= Shin Daewe =

Shin Daewe (ရှင်ဒေဝီ; born Cho Cho Hnin (ချိုချိုနှင်း) in 1973) is a Burmese documentary filmmaker. She is one of the pioneering female documentary filmmakers in Myanmar.

==Career==
Shin Daewe was an active activist, involved in many protests in the 8888 Uprising. She was jailed for one month in 1990 and one year in 1991 for her involvement in demonstrations. While studying at Rangoon University, she initially wrote poems and works of fiction that were published in magazines during the 1990s. However, she was also fascinated by the medium of film. Between 1997 and 2000, Shin Daewe worked as an assistant producer at Audio Visual (AV) Media, which was Burma's first private documentary film company. In 2006, she married street photographer Ko Oo, who later became her close collaborator as cinematographer.

She began her film career in 2007 after attending a workshop at the Yangon Film School, a non-profit organization based in Berlin. Having worked as a video journalist with the Democratic Voice of Burma (DVB) between 2005 and 2010, Shin Daewe was present during the 2007 Saffron Revolution and had been inspired by Anders Østergaard's Danish documentary Burma VJ, which received unprecedented exposure among the Burmese public for a documentary film. One of Shin Daewe's most renowned works is her 2008 documentary An Untitled Life, which follows the story of a Mandalay-based sculptor named Rahula. Her other successful film, Brighter Future, depicts the story of Phaungdawoo Monastic Education High School in Mandalay and won the Best Documentary award at the Art of Freedom Film Festival, in 2009. Her film Take Me Home, which is a story about ethnic Kachin villagers who were displaced by conflict in northern Burma, won the Wathan Film Festival in 2014.

In 2013, Shin Daewe directed a 15-minute documentary titled Now I'm 13, which depicts the struggles of a teenage girl from central Burma who was deprived of educational opportunities due to poverty. This documentary earned her the Silver Award at the Kota Kinabalu International Film Festival and the Award for Best Documentary at the Wathann Film Festival in 2014. She also documented the student protests against Burma's National Education Bill in 2015. She has made more than 15 short documentaries that have been shown at international film festivals.

Her videoreport “Ayeyarwady Riverbank Erosion”, showing anthropogenic climate change consequences in Myanmar, won 2024 Grace Awards.

==2023 arrest==
On 15 October 2023, Shin Daewe was arrested by soldiers of the Myanmar military at the Aung Mingalar bus terminal in Yangon after they found a drone in her luggage. On 10 January 2024, she was imprisoned for life at the Insein Prison in Yangon under the Counterterrorism Law due to allegations that she funded and helped terrorists. The IDFA Institute called for her release.

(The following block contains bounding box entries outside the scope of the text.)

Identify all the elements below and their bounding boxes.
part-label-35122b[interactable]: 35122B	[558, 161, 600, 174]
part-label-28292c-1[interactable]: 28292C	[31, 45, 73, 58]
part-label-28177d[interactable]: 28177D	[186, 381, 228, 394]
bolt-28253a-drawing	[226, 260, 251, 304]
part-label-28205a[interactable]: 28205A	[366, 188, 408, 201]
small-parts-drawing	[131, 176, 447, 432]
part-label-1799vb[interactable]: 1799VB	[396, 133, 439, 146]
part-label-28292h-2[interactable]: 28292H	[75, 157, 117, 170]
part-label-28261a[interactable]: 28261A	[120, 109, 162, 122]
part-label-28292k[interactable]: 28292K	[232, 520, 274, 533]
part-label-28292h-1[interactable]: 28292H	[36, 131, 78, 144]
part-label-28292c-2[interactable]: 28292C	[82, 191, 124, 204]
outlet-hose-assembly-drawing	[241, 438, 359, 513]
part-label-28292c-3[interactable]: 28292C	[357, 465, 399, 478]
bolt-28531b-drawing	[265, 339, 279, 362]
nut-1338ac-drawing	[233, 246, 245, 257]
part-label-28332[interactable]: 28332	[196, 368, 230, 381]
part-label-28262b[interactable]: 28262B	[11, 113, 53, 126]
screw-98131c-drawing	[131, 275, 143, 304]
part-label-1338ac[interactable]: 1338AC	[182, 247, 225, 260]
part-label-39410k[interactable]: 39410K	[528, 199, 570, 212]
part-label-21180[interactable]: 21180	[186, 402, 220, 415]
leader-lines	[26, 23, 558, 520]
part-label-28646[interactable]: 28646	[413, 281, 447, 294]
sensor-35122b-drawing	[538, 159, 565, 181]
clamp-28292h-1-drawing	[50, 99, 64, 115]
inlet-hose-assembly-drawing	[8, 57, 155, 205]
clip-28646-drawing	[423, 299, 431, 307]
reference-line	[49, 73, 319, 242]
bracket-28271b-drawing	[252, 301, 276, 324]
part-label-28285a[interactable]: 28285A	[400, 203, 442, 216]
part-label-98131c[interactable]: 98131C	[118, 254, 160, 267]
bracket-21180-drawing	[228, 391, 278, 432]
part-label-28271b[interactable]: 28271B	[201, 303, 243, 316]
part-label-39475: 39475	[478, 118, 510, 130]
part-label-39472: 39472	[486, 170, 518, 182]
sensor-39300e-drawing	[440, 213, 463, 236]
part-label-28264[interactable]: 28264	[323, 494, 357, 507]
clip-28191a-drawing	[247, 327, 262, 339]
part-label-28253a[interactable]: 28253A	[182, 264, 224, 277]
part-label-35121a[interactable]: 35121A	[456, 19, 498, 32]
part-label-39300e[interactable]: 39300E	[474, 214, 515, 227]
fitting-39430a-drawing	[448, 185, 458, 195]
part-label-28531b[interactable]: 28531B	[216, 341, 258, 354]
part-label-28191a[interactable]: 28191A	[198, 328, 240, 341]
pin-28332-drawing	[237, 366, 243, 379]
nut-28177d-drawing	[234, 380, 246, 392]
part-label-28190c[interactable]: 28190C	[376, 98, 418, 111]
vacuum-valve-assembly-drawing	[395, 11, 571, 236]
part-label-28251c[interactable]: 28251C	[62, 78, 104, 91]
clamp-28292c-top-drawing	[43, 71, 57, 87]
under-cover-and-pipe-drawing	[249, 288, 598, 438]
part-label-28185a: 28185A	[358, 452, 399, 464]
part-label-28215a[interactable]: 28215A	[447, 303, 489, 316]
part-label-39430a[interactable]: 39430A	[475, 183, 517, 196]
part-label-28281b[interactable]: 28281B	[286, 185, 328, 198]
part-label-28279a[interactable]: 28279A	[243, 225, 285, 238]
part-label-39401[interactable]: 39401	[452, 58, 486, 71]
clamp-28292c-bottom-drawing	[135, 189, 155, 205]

On 17 April 2026, Shin Daewe was released from prison under an amnesty.

==Filmography==

| Year | Title | Burmese title | Note(s) | Ref(s). |
| 2008 | An Untitled Life |  | Short film Also known as Rahula |  |
| 2009 | Brighter Future |  |  |  |
| 2010 | Robe |  |  |  |
| 2013 | Take Me Home |  |  |  |
| Now I'm 13 |  | Short film |  |
| 2017 | Yangon, the City Where We Live |  | Short film |  |

==Awards==
She was named in The Irrawaddys list of "Inspiring Women of Burma".

In December 2024, Shin Daewe was included on the BBC's 100 Women list. In November 2025, she was awarded Press Freedom Prize's the Independent Prize by the Reporters Without Borders.